- Built: 1888
- Operated: 1889–1989
- Location: Sydney, New South Wales, Australia;
- Coordinates: 33°53′39″S 151°11′30″E﻿ / ﻿33.8942°S 151.1916°E
- Industry: Railway
- Area: located within the 51-hectare (130-acre) Eveleigh Complex
- Defunct: Closed in 1989 and repurposed as Carriageworks and other uses

= Eveleigh Carriage Workshops =

Railway facility in Sydney, New South Wales, Australia

The Eveleigh Carriage Workshops were built by the New South Wales Government Railways in 1888 as a depot for its passenger carriage fleet. The workshops are located west of what is now Redfern station on the northern side of the Main Suburban railway line opposite the heritage-listed Eveleigh Railway Workshops.

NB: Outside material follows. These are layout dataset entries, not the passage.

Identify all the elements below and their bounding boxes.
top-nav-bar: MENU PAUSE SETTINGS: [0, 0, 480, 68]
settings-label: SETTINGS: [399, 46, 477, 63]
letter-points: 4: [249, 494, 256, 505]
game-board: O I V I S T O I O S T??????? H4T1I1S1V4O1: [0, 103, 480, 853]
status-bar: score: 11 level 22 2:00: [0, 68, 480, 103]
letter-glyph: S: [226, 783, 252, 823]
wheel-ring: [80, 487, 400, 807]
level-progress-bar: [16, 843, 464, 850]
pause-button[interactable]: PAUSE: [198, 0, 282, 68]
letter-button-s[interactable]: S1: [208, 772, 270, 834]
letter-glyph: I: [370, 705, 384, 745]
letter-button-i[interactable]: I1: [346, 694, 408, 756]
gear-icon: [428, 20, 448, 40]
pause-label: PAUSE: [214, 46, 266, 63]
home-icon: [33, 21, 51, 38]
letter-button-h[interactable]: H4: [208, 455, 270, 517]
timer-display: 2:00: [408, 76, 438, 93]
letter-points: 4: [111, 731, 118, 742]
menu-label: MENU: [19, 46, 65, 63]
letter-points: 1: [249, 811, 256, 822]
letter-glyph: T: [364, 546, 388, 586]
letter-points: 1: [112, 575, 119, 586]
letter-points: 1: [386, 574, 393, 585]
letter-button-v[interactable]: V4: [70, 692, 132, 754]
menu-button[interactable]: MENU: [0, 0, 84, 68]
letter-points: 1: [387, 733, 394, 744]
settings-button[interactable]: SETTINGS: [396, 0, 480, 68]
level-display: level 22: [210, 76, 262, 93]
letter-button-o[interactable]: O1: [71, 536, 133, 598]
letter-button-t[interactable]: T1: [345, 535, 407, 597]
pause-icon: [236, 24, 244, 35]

The repair and heavy maintenance of both Sydney suburban and long-distance carriages were undertaken on site between 1888 until its closure in 1989. In 1986 the workshop was upgraded to refurbish single-deck suburban carriages. Following this program ceasing the works closed in September 1989 after which it was used to store redundant carriages and to remove asbestos from locomotives and carriages.

The western end of the site has been redeveloped as the Carriageworks theatre while the eastern end houses some of Transport for NSW's heritage fleet.